There are many threats to keeping a company running smoothly. Some are man-made, while others are weather-related. It is important to have a yearly review of how your company would remain operational in the face of any type of emergency.
Every situation is different because every company operates differently and different locations mean different concerns, explains William McGuire, president and CEO of Global Elite Group. “An emergency plan needs to cover location-based threats as well,” says McGuire.
McGuire suggests companies establish a chain of command, a set of emergency best practices (Global has developed best practices from previous experience in earlier disasters), debriefing and retraining to solidify areas that will impact employees the most during an emergency. Programs that offer these elements provide employers with a comfort and calm during a situation that is anything but.
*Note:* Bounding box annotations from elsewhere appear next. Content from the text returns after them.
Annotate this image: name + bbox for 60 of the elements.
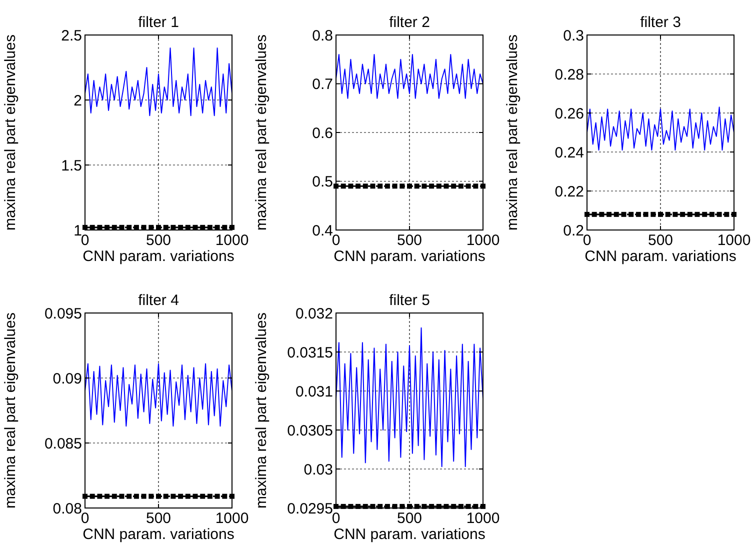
y-tick-label: 0.031	[295, 383, 333, 400]
x-tick-label: 500	[396, 232, 422, 249]
x-axis-title: CNN param. variations	[334, 526, 486, 543]
y-tick-label: 0.2	[563, 222, 584, 240]
x-tick-label: 1000	[215, 232, 249, 249]
y-tick-label: 0.03	[304, 461, 333, 478]
x-tick-label: 1000	[466, 232, 500, 249]
x-tick-label: 1000	[215, 510, 249, 527]
x-axis-title: CNN param. variations	[82, 248, 234, 265]
y-tick-label: 0.0315	[287, 344, 333, 362]
y-tick-label: 0.22	[554, 183, 584, 200]
x-tick-label: 500	[146, 232, 172, 249]
chart-title: filter 2	[389, 14, 430, 31]
x-tick-label: 0	[80, 232, 90, 249]
chart-title: filter 5	[389, 292, 430, 309]
chart-title: filter 1	[138, 14, 179, 31]
line-series	[586, 106, 734, 151]
y-tick-label: 2.5	[61, 27, 82, 44]
x-tick-label: 1000	[466, 510, 500, 527]
y-tick-label: 0.032	[295, 305, 333, 322]
line-series	[336, 327, 484, 468]
y-tick-label: 0.3	[563, 27, 584, 44]
y-tick-label: 0.0295	[287, 500, 333, 518]
y-axis-title: maxima real part eigenvalues	[253, 34, 270, 230]
x-tick-label: 1000	[717, 232, 751, 249]
y-axis-title: maxima real part eigenvalues	[2, 34, 19, 230]
x-tick-label: 0	[332, 232, 340, 249]
y-axis-title: maxima real part eigenvalues	[253, 312, 270, 508]
line-series	[336, 54, 484, 99]
y-tick-label: 0.6	[312, 124, 333, 142]
chart-title: filter 3	[640, 14, 681, 31]
x-axis-title: CNN param. variations	[334, 248, 486, 265]
x-tick-label: 500	[146, 510, 172, 527]
y-tick-label: 2	[74, 92, 82, 110]
y-tick-label: 0.0305	[287, 422, 333, 440]
x-axis-title: CNN param. variations	[584, 248, 736, 265]
y-axis-title: maxima real part eigenvalues	[504, 34, 521, 230]
x-tick-label: 0	[582, 232, 592, 249]
x-tick-label: 500	[648, 232, 674, 249]
x-tick-label: 0	[80, 510, 90, 527]
y-tick-label: 0.4	[312, 222, 333, 240]
y-tick-label: 1	[74, 222, 82, 240]
y-axis-title: maxima real part eigenvalues	[2, 312, 19, 508]
y-tick-label: 0.28	[554, 66, 584, 84]
y-tick-label: 1.5	[61, 157, 82, 174]
y-tick-label: 0.09	[52, 370, 82, 388]
y-tick-label: 0.5	[312, 174, 333, 190]
y-tick-label: 0.08	[52, 500, 82, 518]
y-tick-label: 0.24	[554, 144, 584, 162]
y-tick-label: 0.8	[312, 27, 333, 44]
y-tick-label: 0.085	[44, 435, 82, 452]
y-tick-label: 0.26	[554, 105, 584, 122]
line-series	[84, 363, 232, 427]
chart-title: filter 4	[138, 292, 179, 309]
y-tick-label: 0.095	[44, 305, 82, 322]
x-axis-title: CNN param. variations	[82, 526, 234, 543]
x-tick-label: 500	[396, 510, 422, 527]
x-tick-label: 0	[332, 510, 340, 527]
y-tick-label: 0.7	[312, 76, 333, 93]
line-series	[84, 48, 232, 116]
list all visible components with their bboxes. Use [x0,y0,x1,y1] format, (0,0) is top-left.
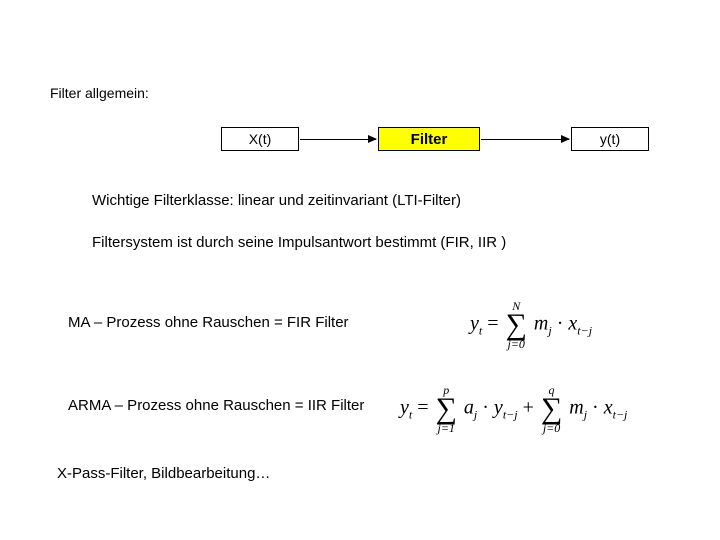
ma-sum-limits: N ∑ j=0 [506,300,527,350]
arma-plus: + [523,397,539,419]
arma-line: ARMA – Prozess ohne Rauschen = IIR Filte… [68,397,364,414]
arma-s2t1-sub: j [584,408,587,422]
arma-s1t1-sub: j [474,408,477,422]
impuls-line: Filtersystem ist durch seine Impulsantwo… [92,234,506,251]
arma-dot1: · [482,397,494,419]
sigma-icon: ∑ [541,394,562,424]
output-signal-box: y(t) [571,127,649,151]
ma-t2: x [568,313,577,335]
arma-sum1-limits: p ∑ j=1 [436,384,457,434]
arma-s2t2: x [604,397,613,419]
ma-eq: = [487,313,503,335]
arma-eq: = [417,397,433,419]
arma-s1-bot: j=1 [437,422,454,434]
arrow-filter-to-output [481,139,569,140]
arma-dot2: · [592,397,604,419]
ma-lhs-sub: t [479,324,482,338]
arma-s2t2-sub: t−j [613,408,628,422]
arma-s1t1: a [464,397,474,419]
ma-lhs: y [470,313,479,335]
xpass-line: X-Pass-Filter, Bildbearbeitung… [57,465,270,482]
sigma-icon: ∑ [436,394,457,424]
arrow-input-to-filter [300,139,376,140]
sigma-icon: ∑ [506,310,527,340]
input-signal-label: X(t) [249,131,272,147]
ma-formula: yt = N ∑ j=0 mj · xt−j [470,300,592,350]
arma-formula: yt = p ∑ j=1 aj · yt−j + q ∑ j=0 mj · xt… [400,384,627,434]
input-signal-box: X(t) [221,127,299,151]
ma-t1-sub: j [548,324,551,338]
filter-box-label: Filter [411,131,448,148]
arma-s2t1: m [569,397,583,419]
ma-t2-sub: t−j [577,324,592,338]
arma-s1t2-sub: t−j [503,408,518,422]
section-heading: Filter allgemein: [50,85,149,101]
ma-t1: m [534,313,548,335]
ma-dot: · [557,313,569,335]
lti-line: Wichtige Filterklasse: linear und zeitin… [92,192,461,209]
arma-sum2-limits: q ∑ j=0 [541,384,562,434]
arma-s1t2: y [494,397,503,419]
arma-lhs-sub: t [409,408,412,422]
output-signal-label: y(t) [600,131,620,147]
arma-lhs: y [400,397,409,419]
filter-box: Filter [378,127,480,151]
ma-line: MA – Prozess ohne Rauschen = FIR Filter [68,314,349,331]
ma-sum-bot: j=0 [507,338,524,350]
arma-s2-bot: j=0 [543,422,560,434]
“Global monitors natural and unnatural disasters that affect many regions, the ability to foresee issues and plan conservatively gives us the ability to not only set goals that are attainable during the crisis, but to also supplement the critical activities that are required by many of the government agencies involved,” explained Joseph D’Ascoli, director of special operations for Global Elite Group.
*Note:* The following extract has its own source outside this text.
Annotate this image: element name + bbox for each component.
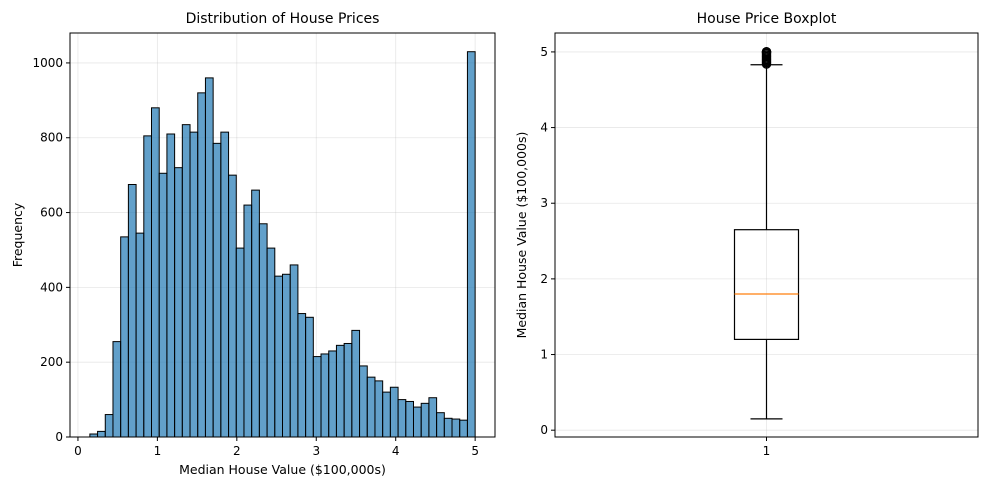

During this past year, a new type of emergency emerged: protests. “We have seen over the course of the last year a unique threat to companies in the form of crowd control,” stated McGuire. At Occupy Wall Street, crowds presented a very different problem, which kept businesses from running smoothly for months. This type of demonstration caught on in other areas of the United States and the world, disrupting businesses.
A more familiar threat, weather, is a concern as well. The hurricane season of 2012 officially started on June 1st. Tropical storms Alberto and Beryl, however, decided to form and cause problems in the Atlantic Basin beginning in May. The last time storms formed so early, before the official start of the season, was 1908. Forecasters are calling for 12 tropical storms, 6 hurricanes and 3 major hurricanes of category 3 or stronger. Regardless of the number, storms of this nature should be planned for as their impact costs a lot in lost revenues.